Why different self-preserved foods don’t preserve each other?


As per the title, if for example butter preserves itself, and strawberry jam preserves itself, why does a blob of butter go mouldy if it’s dropped in the jam jar?

In: Chemistry

It is because the food itself is preserved not the container that holds the said food. For example, butter is not preserved when it is dropped into a jar that contains jam.

Jam is preserved by the ridiculously high sugar content. Butter by the high fat content. A mix of the two has neither the high enough fat content or high enough sugar content to kill mould… and so problem.

In order for a food source to be preserved it has to be a toxic environment for bacteria/mould etc. too high a concentration of something may prevent growth but mixing two substances can dilute the toxic nature of the environment.

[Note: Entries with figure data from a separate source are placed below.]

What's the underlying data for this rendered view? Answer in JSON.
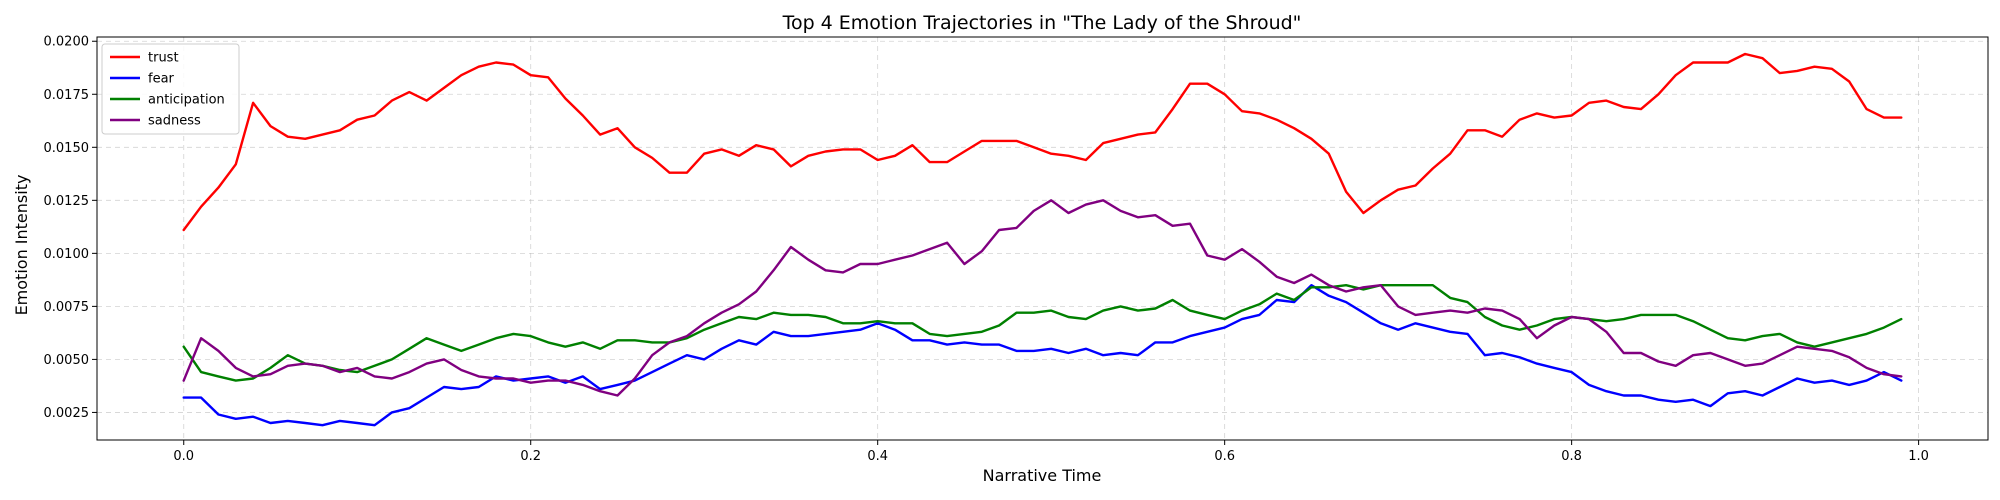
{
  "chart_data": {
    "type": "line",
    "title": "Top 4 Emotion Trajectories in \"The Lady of the Shroud\"",
    "xlabel": "Narrative Time",
    "ylabel": "Emotion Intensity",
    "xlim": [
      -0.05,
      1.04
    ],
    "ylim": [
      0.0012,
      0.0202
    ],
    "xticks": [
      0.0,
      0.2,
      0.4,
      0.6,
      0.8,
      1.0
    ],
    "xtick_labels": [
      "0.0",
      "0.2",
      "0.4",
      "0.6",
      "0.8",
      "1.0"
    ],
    "yticks": [
      0.0025,
      0.005,
      0.0075,
      0.01,
      0.0125,
      0.015,
      0.0175,
      0.02
    ],
    "ytick_labels": [
      "0.0025",
      "0.0050",
      "0.0075",
      "0.0100",
      "0.0125",
      "0.0150",
      "0.0175",
      "0.0200"
    ],
    "grid": true,
    "legend_position": "top-left",
    "x": [
      0.0,
      0.01,
      0.02,
      0.03,
      0.04,
      0.05,
      0.06,
      0.07,
      0.08,
      0.09,
      0.1,
      0.11,
      0.12,
      0.13,
      0.14,
      0.15,
      0.16,
      0.17,
      0.18,
      0.19,
      0.2,
      0.21,
      0.22,
      0.23,
      0.24,
      0.25,
      0.26,
      0.27,
      0.28,
      0.29,
      0.3,
      0.31,
      0.32,
      0.33,
      0.34,
      0.35,
      0.36,
      0.37,
      0.38,
      0.39,
      0.4,
      0.41,
      0.42,
      0.43,
      0.44,
      0.45,
      0.46,
      0.47,
      0.48,
      0.49,
      0.5,
      0.51,
      0.52,
      0.53,
      0.54,
      0.55,
      0.56,
      0.57,
      0.58,
      0.59,
      0.6,
      0.61,
      0.62,
      0.63,
      0.64,
      0.65,
      0.66,
      0.67,
      0.68,
      0.69,
      0.7,
      0.71,
      0.72,
      0.73,
      0.74,
      0.75,
      0.76,
      0.77,
      0.78,
      0.79,
      0.8,
      0.81,
      0.82,
      0.83,
      0.84,
      0.85,
      0.86,
      0.87,
      0.88,
      0.89,
      0.9,
      0.91,
      0.92,
      0.93,
      0.94,
      0.95,
      0.96,
      0.97,
      0.98,
      0.99
    ],
    "series": [
      {
        "name": "trust",
        "color": "#ff0000",
        "values": [
          0.0111,
          0.0122,
          0.0131,
          0.0142,
          0.0171,
          0.016,
          0.0155,
          0.0154,
          0.0156,
          0.0158,
          0.0163,
          0.0165,
          0.0172,
          0.0176,
          0.0172,
          0.0178,
          0.0184,
          0.0188,
          0.019,
          0.0189,
          0.0184,
          0.0183,
          0.0173,
          0.0165,
          0.0156,
          0.0159,
          0.015,
          0.0145,
          0.0138,
          0.0138,
          0.0147,
          0.0149,
          0.0146,
          0.0151,
          0.0149,
          0.0141,
          0.0146,
          0.0148,
          0.0149,
          0.0149,
          0.0144,
          0.0146,
          0.0151,
          0.0143,
          0.0143,
          0.0148,
          0.0153,
          0.0153,
          0.0153,
          0.015,
          0.0147,
          0.0146,
          0.0144,
          0.0152,
          0.0154,
          0.0156,
          0.0157,
          0.0168,
          0.018,
          0.018,
          0.0175,
          0.0167,
          0.0166,
          0.0163,
          0.0159,
          0.0154,
          0.0147,
          0.0129,
          0.0119,
          0.0125,
          0.013,
          0.0132,
          0.014,
          0.0147,
          0.0158,
          0.0158,
          0.0155,
          0.0163,
          0.0166,
          0.0164,
          0.0165,
          0.0171,
          0.0172,
          0.0169,
          0.0168,
          0.0175,
          0.0184,
          0.019,
          0.019,
          0.019,
          0.0194,
          0.0192,
          0.0185,
          0.0186,
          0.0188,
          0.0187,
          0.0181,
          0.0168,
          0.0164,
          0.0164
        ]
      },
      {
        "name": "fear",
        "color": "#0000ff",
        "values": [
          0.0032,
          0.0032,
          0.0024,
          0.0022,
          0.0023,
          0.002,
          0.0021,
          0.002,
          0.0019,
          0.0021,
          0.002,
          0.0019,
          0.0025,
          0.0027,
          0.0032,
          0.0037,
          0.0036,
          0.0037,
          0.0042,
          0.004,
          0.0041,
          0.0042,
          0.0039,
          0.0042,
          0.0036,
          0.0038,
          0.004,
          0.0044,
          0.0048,
          0.0052,
          0.005,
          0.0055,
          0.0059,
          0.0057,
          0.0063,
          0.0061,
          0.0061,
          0.0062,
          0.0063,
          0.0064,
          0.0067,
          0.0064,
          0.0059,
          0.0059,
          0.0057,
          0.0058,
          0.0057,
          0.0057,
          0.0054,
          0.0054,
          0.0055,
          0.0053,
          0.0055,
          0.0052,
          0.0053,
          0.0052,
          0.0058,
          0.0058,
          0.0061,
          0.0063,
          0.0065,
          0.0069,
          0.0071,
          0.0078,
          0.0077,
          0.0085,
          0.008,
          0.0077,
          0.0072,
          0.0067,
          0.0064,
          0.0067,
          0.0065,
          0.0063,
          0.0062,
          0.0052,
          0.0053,
          0.0051,
          0.0048,
          0.0046,
          0.0044,
          0.0038,
          0.0035,
          0.0033,
          0.0033,
          0.0031,
          0.003,
          0.0031,
          0.0028,
          0.0034,
          0.0035,
          0.0033,
          0.0037,
          0.0041,
          0.0039,
          0.004,
          0.0038,
          0.004,
          0.0044,
          0.004
        ]
      },
      {
        "name": "anticipation",
        "color": "#008000",
        "values": [
          0.0056,
          0.0044,
          0.0042,
          0.004,
          0.0041,
          0.0046,
          0.0052,
          0.0048,
          0.0047,
          0.0045,
          0.0044,
          0.0047,
          0.005,
          0.0055,
          0.006,
          0.0057,
          0.0054,
          0.0057,
          0.006,
          0.0062,
          0.0061,
          0.0058,
          0.0056,
          0.0058,
          0.0055,
          0.0059,
          0.0059,
          0.0058,
          0.0058,
          0.006,
          0.0064,
          0.0067,
          0.007,
          0.0069,
          0.0072,
          0.0071,
          0.0071,
          0.007,
          0.0067,
          0.0067,
          0.0068,
          0.0067,
          0.0067,
          0.0062,
          0.0061,
          0.0062,
          0.0063,
          0.0066,
          0.0072,
          0.0072,
          0.0073,
          0.007,
          0.0069,
          0.0073,
          0.0075,
          0.0073,
          0.0074,
          0.0078,
          0.0073,
          0.0071,
          0.0069,
          0.0073,
          0.0076,
          0.0081,
          0.0078,
          0.0084,
          0.0084,
          0.0085,
          0.0083,
          0.0085,
          0.0085,
          0.0085,
          0.0085,
          0.0079,
          0.0077,
          0.007,
          0.0066,
          0.0064,
          0.0066,
          0.0069,
          0.007,
          0.0069,
          0.0068,
          0.0069,
          0.0071,
          0.0071,
          0.0071,
          0.0068,
          0.0064,
          0.006,
          0.0059,
          0.0061,
          0.0062,
          0.0058,
          0.0056,
          0.0058,
          0.006,
          0.0062,
          0.0065,
          0.0069
        ]
      },
      {
        "name": "sadness",
        "color": "#800080",
        "values": [
          0.004,
          0.006,
          0.0054,
          0.0046,
          0.0042,
          0.0043,
          0.0047,
          0.0048,
          0.0047,
          0.0044,
          0.0046,
          0.0042,
          0.0041,
          0.0044,
          0.0048,
          0.005,
          0.0045,
          0.0042,
          0.0041,
          0.0041,
          0.0039,
          0.004,
          0.004,
          0.0038,
          0.0035,
          0.0033,
          0.0041,
          0.0052,
          0.0058,
          0.0061,
          0.0067,
          0.0072,
          0.0076,
          0.0082,
          0.0092,
          0.0103,
          0.0097,
          0.0092,
          0.0091,
          0.0095,
          0.0095,
          0.0097,
          0.0099,
          0.0102,
          0.0105,
          0.0095,
          0.0101,
          0.0111,
          0.0112,
          0.012,
          0.0125,
          0.0119,
          0.0123,
          0.0125,
          0.012,
          0.0117,
          0.0118,
          0.0113,
          0.0114,
          0.0099,
          0.0097,
          0.0102,
          0.0096,
          0.0089,
          0.0086,
          0.009,
          0.0085,
          0.0082,
          0.0084,
          0.0085,
          0.0075,
          0.0071,
          0.0072,
          0.0073,
          0.0072,
          0.0074,
          0.0073,
          0.0069,
          0.006,
          0.0066,
          0.007,
          0.0069,
          0.0063,
          0.0053,
          0.0053,
          0.0049,
          0.0047,
          0.0052,
          0.0053,
          0.005,
          0.0047,
          0.0048,
          0.0052,
          0.0056,
          0.0055,
          0.0054,
          0.0051,
          0.0046,
          0.0043,
          0.0042
        ]
      }
    ]
  }
}
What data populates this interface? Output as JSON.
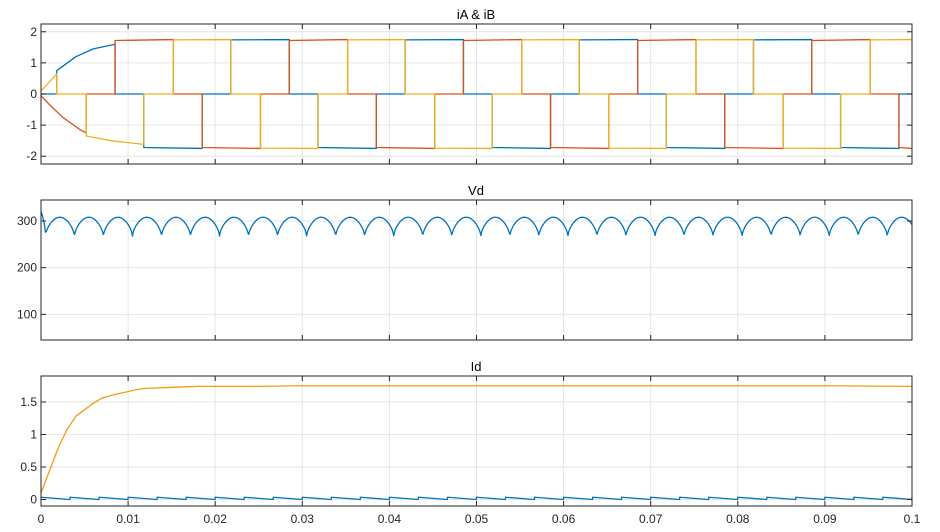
{
  "figure": {
    "xticks": [
      "0",
      "0.01",
      "0.02",
      "0.03",
      "0.04",
      "0.05",
      "0.06",
      "0.07",
      "0.08",
      "0.09",
      "0.1"
    ]
  },
  "colors": {
    "blue": "#0072BD",
    "red": "#D95319",
    "yellow": "#EDB120",
    "orange": "#F39C12",
    "grid": "#e6e6e6",
    "axis": "#262626"
  },
  "chart_data": [
    {
      "type": "line",
      "title": "iA & iB",
      "xlim": [
        0,
        0.1
      ],
      "ylim": [
        -2.25,
        2.25
      ],
      "yticks": [
        2,
        1,
        0,
        -1,
        -2
      ],
      "yticklabels": [
        "2",
        "1",
        "0",
        "-1",
        "-2"
      ],
      "grid": true,
      "series": [
        {
          "color": "#0072BD",
          "points": [
            [
              0,
              0
            ],
            [
              0.0018,
              0
            ],
            [
              0.0018,
              0.75
            ],
            [
              0.004,
              1.2
            ],
            [
              0.006,
              1.45
            ],
            [
              0.0085,
              1.6
            ],
            [
              0.0085,
              0
            ],
            [
              0.0118,
              0
            ],
            [
              0.0118,
              -1.72
            ],
            [
              0.0185,
              -1.75
            ],
            [
              0.0185,
              0
            ],
            [
              0.0218,
              0
            ],
            [
              0.0218,
              1.74
            ],
            [
              0.0285,
              1.75
            ],
            [
              0.0285,
              0
            ],
            [
              0.0318,
              0
            ],
            [
              0.0318,
              -1.72
            ],
            [
              0.0385,
              -1.75
            ],
            [
              0.0385,
              0
            ],
            [
              0.0418,
              0
            ],
            [
              0.0418,
              1.74
            ],
            [
              0.0485,
              1.75
            ],
            [
              0.0485,
              0
            ],
            [
              0.0518,
              0
            ],
            [
              0.0518,
              -1.72
            ],
            [
              0.0585,
              -1.75
            ],
            [
              0.0585,
              0
            ],
            [
              0.0618,
              0
            ],
            [
              0.0618,
              1.74
            ],
            [
              0.0685,
              1.75
            ],
            [
              0.0685,
              0
            ],
            [
              0.0718,
              0
            ],
            [
              0.0718,
              -1.72
            ],
            [
              0.0785,
              -1.75
            ],
            [
              0.0785,
              0
            ],
            [
              0.0818,
              0
            ],
            [
              0.0818,
              1.74
            ],
            [
              0.0885,
              1.75
            ],
            [
              0.0885,
              0
            ],
            [
              0.0918,
              0
            ],
            [
              0.0918,
              -1.72
            ],
            [
              0.0985,
              -1.75
            ],
            [
              0.0985,
              0
            ],
            [
              0.1,
              0
            ]
          ]
        },
        {
          "color": "#D95319",
          "points": [
            [
              0,
              -0.05
            ],
            [
              0.001,
              -0.35
            ],
            [
              0.0025,
              -0.75
            ],
            [
              0.0045,
              -1.15
            ],
            [
              0.0052,
              -1.25
            ],
            [
              0.0052,
              0
            ],
            [
              0.0085,
              0
            ],
            [
              0.0085,
              1.72
            ],
            [
              0.0152,
              1.75
            ],
            [
              0.0152,
              0
            ],
            [
              0.0185,
              0
            ],
            [
              0.0185,
              -1.72
            ],
            [
              0.0252,
              -1.75
            ],
            [
              0.0252,
              0
            ],
            [
              0.0285,
              0
            ],
            [
              0.0285,
              1.72
            ],
            [
              0.0352,
              1.75
            ],
            [
              0.0352,
              0
            ],
            [
              0.0385,
              0
            ],
            [
              0.0385,
              -1.72
            ],
            [
              0.0452,
              -1.75
            ],
            [
              0.0452,
              0
            ],
            [
              0.0485,
              0
            ],
            [
              0.0485,
              1.72
            ],
            [
              0.0552,
              1.75
            ],
            [
              0.0552,
              0
            ],
            [
              0.0585,
              0
            ],
            [
              0.0585,
              -1.72
            ],
            [
              0.0652,
              -1.75
            ],
            [
              0.0652,
              0
            ],
            [
              0.0685,
              0
            ],
            [
              0.0685,
              1.72
            ],
            [
              0.0752,
              1.75
            ],
            [
              0.0752,
              0
            ],
            [
              0.0785,
              0
            ],
            [
              0.0785,
              -1.72
            ],
            [
              0.0852,
              -1.75
            ],
            [
              0.0852,
              0
            ],
            [
              0.0885,
              0
            ],
            [
              0.0885,
              1.72
            ],
            [
              0.0952,
              1.75
            ],
            [
              0.0952,
              0
            ],
            [
              0.0985,
              0
            ],
            [
              0.0985,
              -1.72
            ],
            [
              0.1,
              -1.75
            ]
          ]
        },
        {
          "color": "#EDB120",
          "points": [
            [
              0,
              0.1
            ],
            [
              0.001,
              0.4
            ],
            [
              0.0018,
              0.65
            ],
            [
              0.0018,
              0
            ],
            [
              0.0052,
              0
            ],
            [
              0.0052,
              -1.35
            ],
            [
              0.008,
              -1.5
            ],
            [
              0.0118,
              -1.62
            ],
            [
              0.0118,
              0
            ],
            [
              0.0152,
              0
            ],
            [
              0.0152,
              1.74
            ],
            [
              0.0218,
              1.75
            ],
            [
              0.0218,
              0
            ],
            [
              0.0252,
              0
            ],
            [
              0.0252,
              -1.74
            ],
            [
              0.0318,
              -1.75
            ],
            [
              0.0318,
              0
            ],
            [
              0.0352,
              0
            ],
            [
              0.0352,
              1.74
            ],
            [
              0.0418,
              1.75
            ],
            [
              0.0418,
              0
            ],
            [
              0.0452,
              0
            ],
            [
              0.0452,
              -1.74
            ],
            [
              0.0518,
              -1.75
            ],
            [
              0.0518,
              0
            ],
            [
              0.0552,
              0
            ],
            [
              0.0552,
              1.74
            ],
            [
              0.0618,
              1.75
            ],
            [
              0.0618,
              0
            ],
            [
              0.0652,
              0
            ],
            [
              0.0652,
              -1.74
            ],
            [
              0.0718,
              -1.75
            ],
            [
              0.0718,
              0
            ],
            [
              0.0752,
              0
            ],
            [
              0.0752,
              1.74
            ],
            [
              0.0818,
              1.75
            ],
            [
              0.0818,
              0
            ],
            [
              0.0852,
              0
            ],
            [
              0.0852,
              -1.74
            ],
            [
              0.0918,
              -1.75
            ],
            [
              0.0918,
              0
            ],
            [
              0.0952,
              0
            ],
            [
              0.0952,
              1.74
            ],
            [
              0.1,
              1.75
            ]
          ]
        }
      ]
    },
    {
      "type": "line",
      "title": "Vd",
      "xlim": [
        0,
        0.1
      ],
      "ylim": [
        45,
        345
      ],
      "yticks": [
        300,
        200,
        100
      ],
      "yticklabels": [
        "300",
        "200",
        "100"
      ],
      "grid": true,
      "series": [
        {
          "color": "#0072BD",
          "ripple": {
            "start_value": 320,
            "peak": 308,
            "trough": 267,
            "period": 0.003333,
            "phase": 0.0005
          }
        }
      ]
    },
    {
      "type": "line",
      "title": "Id",
      "xlim": [
        0,
        0.1
      ],
      "ylim": [
        -0.1,
        1.9
      ],
      "yticks": [
        1.5,
        1,
        0.5,
        0
      ],
      "yticklabels": [
        "1.5",
        "1",
        "0.5",
        "0"
      ],
      "grid": true,
      "series": [
        {
          "color": "#F39C12",
          "points": [
            [
              0,
              0.1
            ],
            [
              0.001,
              0.45
            ],
            [
              0.002,
              0.8
            ],
            [
              0.003,
              1.08
            ],
            [
              0.004,
              1.28
            ],
            [
              0.005,
              1.38
            ],
            [
              0.006,
              1.48
            ],
            [
              0.007,
              1.56
            ],
            [
              0.008,
              1.6
            ],
            [
              0.009,
              1.63
            ],
            [
              0.01,
              1.66
            ],
            [
              0.011,
              1.69
            ],
            [
              0.012,
              1.71
            ],
            [
              0.014,
              1.72
            ],
            [
              0.016,
              1.73
            ],
            [
              0.018,
              1.74
            ],
            [
              0.02,
              1.74
            ],
            [
              0.025,
              1.74
            ],
            [
              0.03,
              1.75
            ],
            [
              0.04,
              1.75
            ],
            [
              0.05,
              1.75
            ],
            [
              0.06,
              1.75
            ],
            [
              0.07,
              1.75
            ],
            [
              0.08,
              1.75
            ],
            [
              0.09,
              1.75
            ],
            [
              0.1,
              1.74
            ]
          ]
        },
        {
          "color": "#0072BD",
          "sawtooth": {
            "start": 0.0,
            "low": 0.0,
            "high": 0.035,
            "period": 0.003333
          }
        }
      ]
    }
  ]
}
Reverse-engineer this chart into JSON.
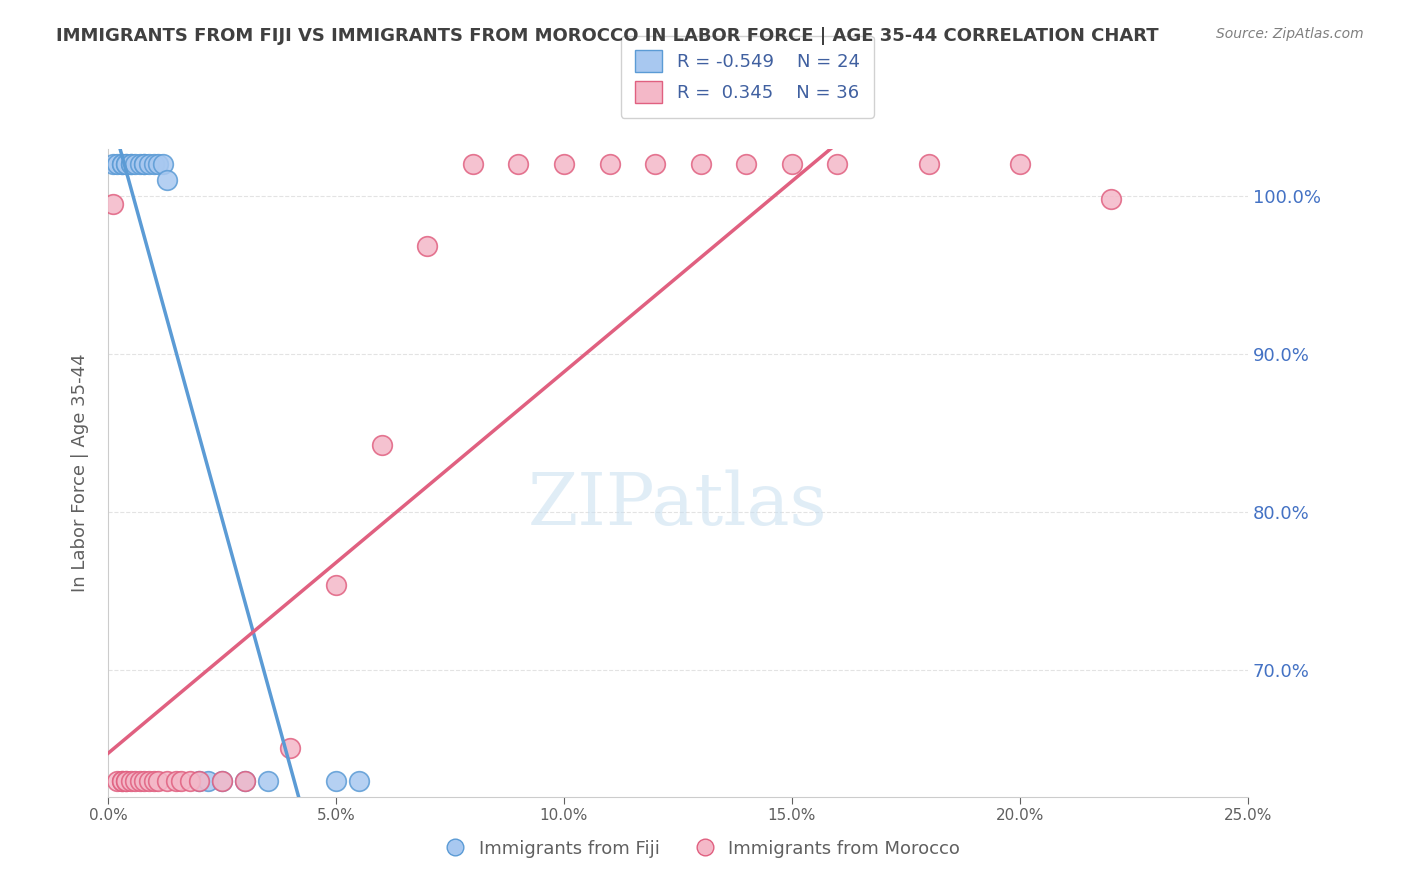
{
  "title": "IMMIGRANTS FROM FIJI VS IMMIGRANTS FROM MOROCCO IN LABOR FORCE | AGE 35-44 CORRELATION CHART",
  "source": "Source: ZipAtlas.com",
  "ylabel": "In Labor Force | Age 35-44",
  "xlim": [
    0.0,
    0.25
  ],
  "ylim": [
    0.62,
    1.03
  ],
  "xticks": [
    0.0,
    0.05,
    0.1,
    0.15,
    0.2,
    0.25
  ],
  "xticklabels": [
    "0.0%",
    "5.0%",
    "10.0%",
    "15.0%",
    "20.0%",
    "25.0%"
  ],
  "yticks": [
    0.7,
    0.8,
    0.9,
    1.0
  ],
  "yticklabels": [
    "70.0%",
    "80.0%",
    "90.0%",
    "100.0%"
  ],
  "fiji_color": "#a8c8f0",
  "fiji_edge": "#5b9bd5",
  "morocco_color": "#f4b8c8",
  "morocco_edge": "#e06080",
  "fiji_R": -0.549,
  "fiji_N": 24,
  "morocco_R": 0.345,
  "morocco_N": 36,
  "watermark": "ZIPatlas",
  "background_color": "#ffffff",
  "grid_color": "#dddddd",
  "title_color": "#404040",
  "right_tick_color": "#4472c4"
}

Imagine you have two rooms. One has a temperature of 110 degrees Fahrenheit. The other has a temperature of 30 degrees Fahrenheit.

If you are trapped in either room for an extended period of time, you will probably die. Stick them next to each other with a door in between so you can cool off or warm up depending on what you need in the moment, and you’ll last a lot longer. Open the door and let the two rooms mix, and you’ll get a nice, survivable room temperature.

Butter and jam are hostile environments to bacteria, but they are different kinds of hostile environments, and mixing them together compromises that hostility.